Scraping - getting a computer to capture information from online sources - is one of the most powerful techniques for data-savvy journalists who want to get to the story first, or find exclusives that no one else has spotted. Faster than FOI and more detailed than advanced search techniques, scraping also allows you to grab data that organisations would rather you didn’t have - and put it into a form that allows you to get answers. Scraping for Journalists introduces you to a range of scraping techniques - from very simple scraping techniques which are no more complicated than a spreadsheet formula, to more complex challenges such as scraping databases or hundreds of documents. At every stage you'll see results - but you'll also be building towards more ambitious and powerful tools. You’ll be scraping within 5 minutes of reading the first chapter - but more importantly you'll be learning key principles and techniques for dealing with scraping problems. Unlike general books about programming languages, everything in this book has a direct application for journalism, and each principle of programming is related to their application in scraping for newsgathering. And unlike standalone guides and blog posts that cover particular tools or techniques, this book aims to give you skills that you can apply in new situations and with new tools.

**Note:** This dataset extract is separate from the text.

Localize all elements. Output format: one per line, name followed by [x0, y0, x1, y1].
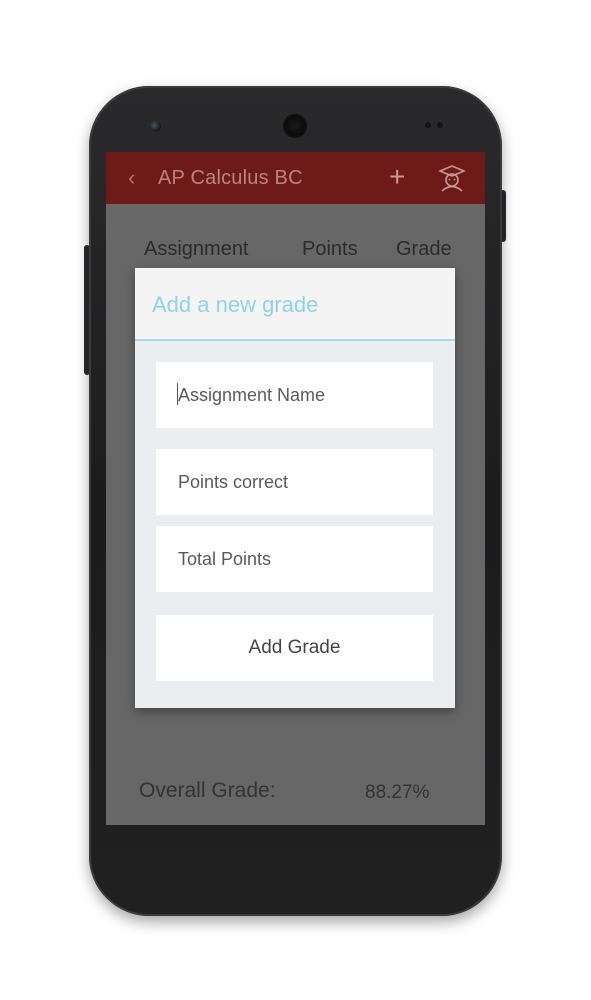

Paul Bradshaw runs the MA in Data Journalism and MA in Multiplatform and Mobile Journalism at Birmingham City University. He publishes the Online Journalism Blog, and is the founder of investigative journalism website HelpMeInvestigate. He has written for the Guardian and Telegraph’s data blogs, journalism.co.uk, Press Gazette, InPublishing, Nieman Reports and the Poynter Institute in the US. He is the author of the Online Journalism Handbook, and co-author of Mobile-First Journalism (with Steve Hill) and Magazine Editing (with John Morrish). His ebooks include Scraping for Journalists, Finding Stories in Spreadsheets, the Data Journalism Heist and 8000 Holes: How the 2012 Olympic Torch Relay Lost its Way.
Other books which Bradshaw has contributed to include Investigative Journalism (second edition) and Web Journalism: A New Form of Citizenship; and Citizen Journalism: Global Perspectives.
Bradshaw has been listed in Journalism.co.uk’s list of the leading innovators in journalism and media and Poynter’s most influential people in social media. In 2010, he was shortlisted for Multimedia Publisher of the Year, and in 2016 won the CNN MultiChoice Award for an investigation into player trafficking in Nigeria.
In addition to teaching and writing, Paul acts as a consultant and trainer to a number of organisations on social media and data journalism. You can find him on Twitter @paulbradshaw
This book is not only an introduction to scraping for journalists who want to know how to use or write programs to automatically collect and organize data from web pages and databases. It is also a workbook and reference. I'm definitely going to keep it on my shelf and refer to it as needed for future reporting projects. It shows readers how to do everything from using a Google Docs function to pull information out of tables on Wikipedia pages and drop it into sortable spreadsheets, to modifying code on ScraperWiki to get into a searchable aspx database, find certain keywords in pdf documents, pull them out along with a few sentences of context, and drop them into a file to look at later. The examples and instructions are clear and easy to follow. The skills, I think, are important in an age when larger and larger amounts of data are available online and reporters need to dig through it fast and accurately.